2) Il Recupero dopo l’abbandono dei centri storici Italiani. Quanto elencato nel punto precedente (fare ripartire il settore dell’edilizia delle imprese artigiane), sarebbe già di per sé un ottimo motivo per intervenire con un piano di respiro nazionale. Esiste come detto una seconda motivazione forte, non meno importante relativa alla vita del centro urbano. Mi riferisco alla morte lenta, progressiva e graduale di molti centri storici Italiani. A quella cultura consolidata (che imperversa da 20 anni in Italia) di chiusura dei centri storici per le città 3, 4 e 5. Alla cultura della chiusura di negozi e botteghe nei centri urbani a favore dei grandi centri commerciali. I centri storici stanno morendo spesso perché alla cultura della “ristrutturazione dell’esistente” si sono preferite le scelte alternative dell’espansione cementizia all’infinito. E’ la politica ai livelli alti che ha fatto questa scelta. Altre volte a questo problema, si aggiunge (com’era il caso di Scordia) l’adozione di scelte di ampliamento apparentemente di “valorizzazione e tutela”, ma che concretamente si traducono in una morte inesorabile. Lacci e inutili oneri burocratici hanno inevitabilmente disincentivato la cultura dell’esistente. L’equazione storica del passato è stata la seguente: Chiusura dei centri storici e abbandono totale unità abitative = cementificazione delle zone di espansione a est-ovest- nord-sud. A dove ci ha portato e ci condurrà tutto questo? Non sono un esperto del settore, ma alcune cose riesco a osservarle. Buona parte dei centri storici Italiani sono vuoti, in alcune strade su 20 unità abitative, i 2/3 sono disabitate, chiuse, sfitte e allo stato di totale abbandono (interno ed esterno). In futuro in assenza d’interventi di recupero (a tutti i livelli di governo), la situazione è destinata a peggiorare. In tantissime città Italiane negli ultimi 20 anni i nuclei abitativi si sono spostati all’infinito verso l’esterno, ma a popolazione invariata e stazionaria. Queste le conseguenze dirette:
a) Maggiori costi per la collettività in termini di servizi alla città (raccolta rifiuti, pubblica illuminazione, manutenzione strade, acquedotto, oltre che dei servizi a rete.) In diverse città medie, anche capoluoghi di provincia, nel centro storico l’operatore ecologico e il postino attraversavano intere vie per portare il loro servizio a poche persone anziane.

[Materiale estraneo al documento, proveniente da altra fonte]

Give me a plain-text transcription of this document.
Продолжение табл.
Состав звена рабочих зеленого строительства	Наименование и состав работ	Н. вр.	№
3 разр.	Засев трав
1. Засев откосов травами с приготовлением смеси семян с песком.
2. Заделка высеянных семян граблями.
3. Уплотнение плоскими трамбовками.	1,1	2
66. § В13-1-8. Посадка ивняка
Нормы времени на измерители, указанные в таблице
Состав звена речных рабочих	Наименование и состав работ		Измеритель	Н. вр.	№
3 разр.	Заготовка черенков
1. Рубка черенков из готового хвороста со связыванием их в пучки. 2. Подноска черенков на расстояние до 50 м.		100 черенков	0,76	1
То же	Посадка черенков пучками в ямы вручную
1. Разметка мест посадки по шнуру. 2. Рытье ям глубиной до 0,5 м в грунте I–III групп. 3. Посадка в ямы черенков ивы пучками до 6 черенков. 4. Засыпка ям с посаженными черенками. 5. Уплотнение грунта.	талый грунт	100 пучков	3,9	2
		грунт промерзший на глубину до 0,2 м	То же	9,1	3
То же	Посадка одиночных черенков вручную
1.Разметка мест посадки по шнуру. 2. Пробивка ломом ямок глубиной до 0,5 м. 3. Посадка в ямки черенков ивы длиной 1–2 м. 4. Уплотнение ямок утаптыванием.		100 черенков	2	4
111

b) Problemi di ordine pubblico e di controllo del territorio da parte delle forze dell’ordine. Città a macchia di leopardo e interi quartieri fantasma con aumento dei casi di microcriminalità .
c) Problemi anche sotto l’aspetto igienico-sanitario. L’abbandono, la fatiscenza d’intere unità abitative e d’intere porzioni delle città, pone seri problemi di vivibilità soprattutto nei mesi estivi (escrementi volatili e altro). Tutti noi reclamiamo strade pulite, spazzate frequentemente e profumate, ma obiettivamente diventa difficile con una popolazione di 17 mila abitanti distribuita in un’area urbana di almeno 30 mila abitanti.
Invertire la tendenza significa recuperare i centri storici delle città Italiane, riportare ossigeno e ridare vivibilità. Rendere appetibile una ristrutturazione edilizia con fusione di più unità abitative, piuttosto che individuare nuove aree agricole da cementificare.